Freelancer’s rate doubles moment client asks him to ‘have fun with it’

Freelancer’s rate doubles moment client asks him to ‘have fun with it’

Fredericton — Local freelance graphic designer Evan Porter says that it’s tough to make a living working for yourself, and it’s even tougher when clients hire him for a task, only to suggest he “just have fun with it” well after it’s finished.

“Fun doesn’t grow on trees, unfortunately. Nor does it pay my rent. Not in this economy,” said Porter, who was skimming through an email containing no fewer than 476 changes to a two-page document he’d designed for a local startup.

“Every time I think I’ve given my all to a particular project, I’ve slaved over it day any night and sent the invoice, clients will get back to me and say, ‘Evan, this is great! But I’d really like you to just have some fun with it — really make it your own!’ At that point I add a line to the invoice titled ‘fun’ and double whatever the total charge was, pre-fun. It’s the only way they’ll learn.”

We spoke with one of Porter’s clients, an ad agency from Ontario.

“We can’t afford to pay people much — well, not in money — but we strongly encourage them to have fun,” reported Megan Dorchester, head of marketing. “Really just go wild with it! As long as they stick within our initial vision and change nothing, while working all weekend to please an entire committee of people who can’t agree on anything, then the world is their oyster! We try not to box people in or stifle their creativity in any way.”

Porter told us that last year, a big client sent him to the Disney World resort in Florida for an annual report design conference. Not being a single middle-aged woman or a young family of four, Porter did not wish to attend, but he sucked it up and tripled his “fun factor” design fee.

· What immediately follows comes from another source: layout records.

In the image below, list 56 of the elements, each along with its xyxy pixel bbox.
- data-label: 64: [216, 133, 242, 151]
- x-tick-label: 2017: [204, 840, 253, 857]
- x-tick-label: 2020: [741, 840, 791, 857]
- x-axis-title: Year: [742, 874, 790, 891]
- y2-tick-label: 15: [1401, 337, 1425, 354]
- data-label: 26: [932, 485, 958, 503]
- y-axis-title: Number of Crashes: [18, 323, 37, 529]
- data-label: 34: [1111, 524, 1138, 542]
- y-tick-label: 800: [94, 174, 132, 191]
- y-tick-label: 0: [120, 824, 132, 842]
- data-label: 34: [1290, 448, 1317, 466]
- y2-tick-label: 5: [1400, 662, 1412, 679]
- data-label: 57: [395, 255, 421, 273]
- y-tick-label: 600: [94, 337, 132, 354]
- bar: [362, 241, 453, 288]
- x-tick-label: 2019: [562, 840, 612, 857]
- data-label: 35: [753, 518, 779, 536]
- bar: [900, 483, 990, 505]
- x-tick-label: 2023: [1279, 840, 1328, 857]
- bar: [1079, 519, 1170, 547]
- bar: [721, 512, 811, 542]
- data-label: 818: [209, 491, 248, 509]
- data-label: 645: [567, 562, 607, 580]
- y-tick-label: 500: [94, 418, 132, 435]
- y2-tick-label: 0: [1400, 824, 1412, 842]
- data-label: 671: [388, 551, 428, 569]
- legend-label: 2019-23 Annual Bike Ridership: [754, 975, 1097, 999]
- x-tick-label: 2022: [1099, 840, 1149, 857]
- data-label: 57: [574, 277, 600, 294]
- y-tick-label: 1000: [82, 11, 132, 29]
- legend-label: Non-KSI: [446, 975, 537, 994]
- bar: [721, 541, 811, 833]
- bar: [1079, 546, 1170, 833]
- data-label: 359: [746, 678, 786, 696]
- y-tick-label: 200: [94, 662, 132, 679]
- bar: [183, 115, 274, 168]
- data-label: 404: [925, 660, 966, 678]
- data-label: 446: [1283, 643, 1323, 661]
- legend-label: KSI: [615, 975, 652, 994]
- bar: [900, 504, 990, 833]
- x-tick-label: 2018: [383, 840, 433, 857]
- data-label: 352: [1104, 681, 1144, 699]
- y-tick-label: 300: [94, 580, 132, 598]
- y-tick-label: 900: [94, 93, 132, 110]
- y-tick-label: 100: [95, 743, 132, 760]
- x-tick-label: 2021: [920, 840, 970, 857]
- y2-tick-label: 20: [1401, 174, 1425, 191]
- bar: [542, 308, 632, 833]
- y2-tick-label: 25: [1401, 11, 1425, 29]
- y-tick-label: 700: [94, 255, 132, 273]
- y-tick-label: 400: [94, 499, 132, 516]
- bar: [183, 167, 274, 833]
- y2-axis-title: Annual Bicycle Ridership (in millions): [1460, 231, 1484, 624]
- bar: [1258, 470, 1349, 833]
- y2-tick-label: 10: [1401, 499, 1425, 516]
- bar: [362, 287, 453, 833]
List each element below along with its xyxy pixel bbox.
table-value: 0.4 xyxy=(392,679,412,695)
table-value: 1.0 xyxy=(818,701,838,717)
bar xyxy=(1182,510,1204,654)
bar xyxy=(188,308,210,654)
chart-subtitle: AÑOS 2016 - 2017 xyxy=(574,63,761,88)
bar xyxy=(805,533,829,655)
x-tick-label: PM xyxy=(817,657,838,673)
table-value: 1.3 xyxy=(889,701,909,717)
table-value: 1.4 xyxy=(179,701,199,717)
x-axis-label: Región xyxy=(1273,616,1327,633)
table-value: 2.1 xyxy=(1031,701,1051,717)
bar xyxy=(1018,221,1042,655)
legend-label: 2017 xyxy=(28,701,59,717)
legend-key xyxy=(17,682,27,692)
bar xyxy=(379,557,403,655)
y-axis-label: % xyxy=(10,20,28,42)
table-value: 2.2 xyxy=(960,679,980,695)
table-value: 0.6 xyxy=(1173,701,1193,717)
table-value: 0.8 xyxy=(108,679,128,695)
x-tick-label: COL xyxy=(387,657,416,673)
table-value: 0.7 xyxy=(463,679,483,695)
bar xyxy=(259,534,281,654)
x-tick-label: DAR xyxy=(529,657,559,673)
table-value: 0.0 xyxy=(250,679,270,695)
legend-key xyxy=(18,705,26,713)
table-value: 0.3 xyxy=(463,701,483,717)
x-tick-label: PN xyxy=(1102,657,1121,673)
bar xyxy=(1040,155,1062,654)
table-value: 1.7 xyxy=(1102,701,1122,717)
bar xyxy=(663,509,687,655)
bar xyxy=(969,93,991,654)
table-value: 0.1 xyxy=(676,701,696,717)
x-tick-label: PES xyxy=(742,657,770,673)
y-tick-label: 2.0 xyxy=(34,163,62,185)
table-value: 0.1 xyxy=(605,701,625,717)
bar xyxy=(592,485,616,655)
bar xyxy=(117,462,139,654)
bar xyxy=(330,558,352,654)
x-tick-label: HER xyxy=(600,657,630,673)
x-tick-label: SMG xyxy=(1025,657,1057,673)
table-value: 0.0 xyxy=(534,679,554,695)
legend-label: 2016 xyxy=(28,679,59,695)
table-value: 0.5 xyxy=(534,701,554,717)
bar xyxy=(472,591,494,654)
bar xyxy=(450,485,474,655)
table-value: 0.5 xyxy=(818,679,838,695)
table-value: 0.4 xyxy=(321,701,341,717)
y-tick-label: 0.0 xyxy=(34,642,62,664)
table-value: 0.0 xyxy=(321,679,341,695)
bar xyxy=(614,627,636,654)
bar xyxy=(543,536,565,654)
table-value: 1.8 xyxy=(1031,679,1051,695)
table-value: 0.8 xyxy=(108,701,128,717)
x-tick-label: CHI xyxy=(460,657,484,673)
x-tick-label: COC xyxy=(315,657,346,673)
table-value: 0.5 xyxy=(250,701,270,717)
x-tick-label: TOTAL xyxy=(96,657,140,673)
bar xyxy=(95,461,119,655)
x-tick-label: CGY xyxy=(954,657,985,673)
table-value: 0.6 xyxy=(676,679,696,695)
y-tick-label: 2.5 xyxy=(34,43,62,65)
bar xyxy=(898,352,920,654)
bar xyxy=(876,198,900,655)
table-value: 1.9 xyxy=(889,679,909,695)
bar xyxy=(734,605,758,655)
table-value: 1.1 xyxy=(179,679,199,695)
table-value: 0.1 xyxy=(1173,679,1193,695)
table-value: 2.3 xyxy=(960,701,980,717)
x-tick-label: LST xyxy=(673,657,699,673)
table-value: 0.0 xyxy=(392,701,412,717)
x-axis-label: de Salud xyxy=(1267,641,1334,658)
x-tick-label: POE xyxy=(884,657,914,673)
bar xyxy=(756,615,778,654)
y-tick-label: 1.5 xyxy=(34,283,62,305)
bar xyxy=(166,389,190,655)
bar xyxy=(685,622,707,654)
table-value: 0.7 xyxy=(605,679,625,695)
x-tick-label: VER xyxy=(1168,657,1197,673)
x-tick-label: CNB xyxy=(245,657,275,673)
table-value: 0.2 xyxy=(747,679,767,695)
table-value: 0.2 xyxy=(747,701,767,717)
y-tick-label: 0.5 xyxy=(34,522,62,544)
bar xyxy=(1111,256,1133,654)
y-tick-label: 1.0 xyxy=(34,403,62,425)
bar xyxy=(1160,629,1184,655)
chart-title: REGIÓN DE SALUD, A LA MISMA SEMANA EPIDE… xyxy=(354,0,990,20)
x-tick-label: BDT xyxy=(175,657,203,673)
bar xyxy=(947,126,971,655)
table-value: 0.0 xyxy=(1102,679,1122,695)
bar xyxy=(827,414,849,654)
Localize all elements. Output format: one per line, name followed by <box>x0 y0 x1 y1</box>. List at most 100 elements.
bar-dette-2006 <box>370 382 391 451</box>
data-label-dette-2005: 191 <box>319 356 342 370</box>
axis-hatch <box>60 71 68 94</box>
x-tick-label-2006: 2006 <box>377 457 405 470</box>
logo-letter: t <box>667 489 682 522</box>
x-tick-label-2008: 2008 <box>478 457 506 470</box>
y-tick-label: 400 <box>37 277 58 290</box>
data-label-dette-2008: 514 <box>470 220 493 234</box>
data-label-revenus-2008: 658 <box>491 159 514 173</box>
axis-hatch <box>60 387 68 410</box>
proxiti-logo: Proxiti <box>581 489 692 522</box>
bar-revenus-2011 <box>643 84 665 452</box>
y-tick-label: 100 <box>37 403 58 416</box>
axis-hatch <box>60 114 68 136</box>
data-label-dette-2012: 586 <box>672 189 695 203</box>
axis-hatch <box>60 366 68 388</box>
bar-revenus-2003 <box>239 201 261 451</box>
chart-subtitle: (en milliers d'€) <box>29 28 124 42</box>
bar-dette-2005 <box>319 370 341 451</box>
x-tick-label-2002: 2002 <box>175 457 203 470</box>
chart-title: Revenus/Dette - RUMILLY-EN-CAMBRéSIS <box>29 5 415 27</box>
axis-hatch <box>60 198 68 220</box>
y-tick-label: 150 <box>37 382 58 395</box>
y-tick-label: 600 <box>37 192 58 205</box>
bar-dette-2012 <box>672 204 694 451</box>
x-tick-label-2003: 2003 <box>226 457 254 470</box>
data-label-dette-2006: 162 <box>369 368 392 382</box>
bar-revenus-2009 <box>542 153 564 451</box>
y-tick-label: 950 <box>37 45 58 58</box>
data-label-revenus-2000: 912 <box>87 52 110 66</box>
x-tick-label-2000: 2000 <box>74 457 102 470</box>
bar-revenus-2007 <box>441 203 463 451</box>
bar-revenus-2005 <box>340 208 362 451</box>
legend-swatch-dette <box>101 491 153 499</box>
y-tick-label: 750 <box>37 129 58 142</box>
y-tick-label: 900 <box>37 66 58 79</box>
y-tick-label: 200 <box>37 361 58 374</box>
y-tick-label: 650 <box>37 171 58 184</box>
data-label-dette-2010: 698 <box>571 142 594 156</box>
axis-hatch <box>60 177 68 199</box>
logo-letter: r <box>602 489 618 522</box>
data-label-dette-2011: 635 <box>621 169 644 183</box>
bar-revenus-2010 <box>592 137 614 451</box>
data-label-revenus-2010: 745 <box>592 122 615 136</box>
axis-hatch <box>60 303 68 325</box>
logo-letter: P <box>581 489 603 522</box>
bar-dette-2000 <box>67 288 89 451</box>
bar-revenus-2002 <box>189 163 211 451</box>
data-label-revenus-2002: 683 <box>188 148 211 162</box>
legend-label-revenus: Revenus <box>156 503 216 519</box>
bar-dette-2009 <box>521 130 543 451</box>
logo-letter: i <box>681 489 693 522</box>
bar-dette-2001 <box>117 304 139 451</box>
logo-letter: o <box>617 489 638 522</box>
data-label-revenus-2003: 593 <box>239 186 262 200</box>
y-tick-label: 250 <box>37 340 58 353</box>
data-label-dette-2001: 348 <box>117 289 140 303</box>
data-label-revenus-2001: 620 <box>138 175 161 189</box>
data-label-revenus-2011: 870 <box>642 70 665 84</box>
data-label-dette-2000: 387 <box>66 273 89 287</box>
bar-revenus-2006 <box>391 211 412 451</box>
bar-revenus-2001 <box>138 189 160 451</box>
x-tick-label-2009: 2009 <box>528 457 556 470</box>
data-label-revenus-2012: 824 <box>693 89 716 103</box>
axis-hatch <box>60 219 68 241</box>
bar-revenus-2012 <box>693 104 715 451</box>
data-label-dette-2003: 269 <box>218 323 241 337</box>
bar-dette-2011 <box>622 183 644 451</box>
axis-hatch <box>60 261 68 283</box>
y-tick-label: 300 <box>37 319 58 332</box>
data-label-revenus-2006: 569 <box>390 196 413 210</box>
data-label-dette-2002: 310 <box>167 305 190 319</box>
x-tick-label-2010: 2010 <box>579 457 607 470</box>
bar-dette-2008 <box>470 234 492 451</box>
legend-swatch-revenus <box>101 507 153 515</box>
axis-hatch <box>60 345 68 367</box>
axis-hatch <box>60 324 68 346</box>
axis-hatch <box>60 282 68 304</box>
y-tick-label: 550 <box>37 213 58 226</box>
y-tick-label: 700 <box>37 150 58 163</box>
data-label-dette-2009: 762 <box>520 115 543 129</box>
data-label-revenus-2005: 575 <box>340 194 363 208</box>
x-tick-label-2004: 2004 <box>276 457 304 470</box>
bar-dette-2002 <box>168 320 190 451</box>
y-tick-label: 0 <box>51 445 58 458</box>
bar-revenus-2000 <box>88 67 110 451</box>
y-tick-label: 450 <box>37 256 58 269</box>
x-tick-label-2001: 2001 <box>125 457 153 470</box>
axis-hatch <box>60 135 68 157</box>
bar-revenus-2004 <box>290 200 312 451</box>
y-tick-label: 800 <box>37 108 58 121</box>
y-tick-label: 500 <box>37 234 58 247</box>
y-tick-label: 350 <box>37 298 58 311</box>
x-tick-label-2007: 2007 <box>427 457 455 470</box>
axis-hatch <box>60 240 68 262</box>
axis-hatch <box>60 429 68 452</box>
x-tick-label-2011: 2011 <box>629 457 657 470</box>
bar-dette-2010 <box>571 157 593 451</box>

“I can’t be travelling all over the world on these time-consuming ‘fun’ trips. The client kept saying that for it to be worth it to them, the ‘fun’ I had at Disney would need to directly translate to ‘fun’ in my future designs in a measurable way. They wouldn’t give me any specifics of what that meant, but they said they’d ‘know it when they see it.’

“Well, that little bit of fun cost them a few thousand extra. Not my problem,” he added with a shrug.

Economists are debating whether fun is worth more than exposure.

“Exposure is the main currency of the gig economy,” said economics expert Dr. Taylor LeGrow. “You have to work for a couple of years to get your name out there, after that you may even be paid to have fun with projects.

“We have yet to learn whether freelancers prefer exposure over fun, or vice-versa. No, we haven’t asked them, but they sure look like they’re having a good time, just hanging out in coffee shops with their laptops and working during their lunches at their real jobs or overnight to meet a deadline. What a sweet deal!”

Just when Porter thought the fun was over, an email with the subject line “Revisions Folder 23 — have fun!” appeared in his inbox.